The official github repo: Link (v1 branch)
ColBERT is a powerful late-interaction model that could perform both retrieval and reranking.
conda create -n nanoColBERT python=3.8 && conda activate nanoColBERT
## install torch and faiss according to your CUDA version
pip install -r requirements.txt
Configure wandb
and accelerate
wandb login
accelerate config
After everything setup, just launch the whole process with:
(if the download link is expired, please refer to https://github.com/Hannibal046/nanoColBERT/issues/5, https://github.com/Hannibal046/nanoColBERT/issues/2)
bash scripts/download.sh
bash scripts/run_colbert.sh
It would first download the data, preprocess the data, train the model, index with faiss, conduct retrieval and calculate the score.

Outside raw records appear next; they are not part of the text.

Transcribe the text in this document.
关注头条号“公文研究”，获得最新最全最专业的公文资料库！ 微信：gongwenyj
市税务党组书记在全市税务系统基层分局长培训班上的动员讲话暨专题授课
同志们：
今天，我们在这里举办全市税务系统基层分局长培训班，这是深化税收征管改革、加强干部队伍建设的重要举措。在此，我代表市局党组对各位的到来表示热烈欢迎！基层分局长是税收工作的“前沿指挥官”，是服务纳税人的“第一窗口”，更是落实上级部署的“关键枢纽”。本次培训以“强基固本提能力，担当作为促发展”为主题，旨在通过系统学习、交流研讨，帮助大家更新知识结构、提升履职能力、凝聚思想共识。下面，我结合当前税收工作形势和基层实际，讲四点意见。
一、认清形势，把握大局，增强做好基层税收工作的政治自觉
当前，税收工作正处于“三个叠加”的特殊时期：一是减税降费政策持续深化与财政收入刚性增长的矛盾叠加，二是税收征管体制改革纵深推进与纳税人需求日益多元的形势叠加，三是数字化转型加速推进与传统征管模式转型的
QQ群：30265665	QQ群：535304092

This is our reproduced results:
MRR@10 | Recall@50 | Recall@200 | Recall@1000 | |
---|---|---|---|---|
Reported | 36.0 | 82.9 | 92.3 | 96.8 |
nanoColBERT | 36.0 | 83.3 | 91.9 | 96.3 |
Please be aware that this repository serves solely as a conceptual guide and has not been heavily optimized for efficiency
The following reveals the duration of each step: | Step | Duration | Remark |
---|---|---|---|
tsv2mmap | 3h5min | ||
train | 8h54min | 400k steps on 1*A100 | |
doc2emebdding | 56min | 8*A100 | |
build_index | 21min | 30% training data with IVFPQ on 1*A100 | |
retrieve | 17min | 6980 samples on 1*A100 |
We also provide our trained model on the Huggingface Space and you could simply use it with:
from model import ColBERT
from transformers import BertTokenizer
pretrained_model = "nanoColBERT/ColBERTv1"
model = ColBERT.from_pretrained(pretrained_model)
tokenizer = BertTokenizer.from_pretrained(pretrained_model)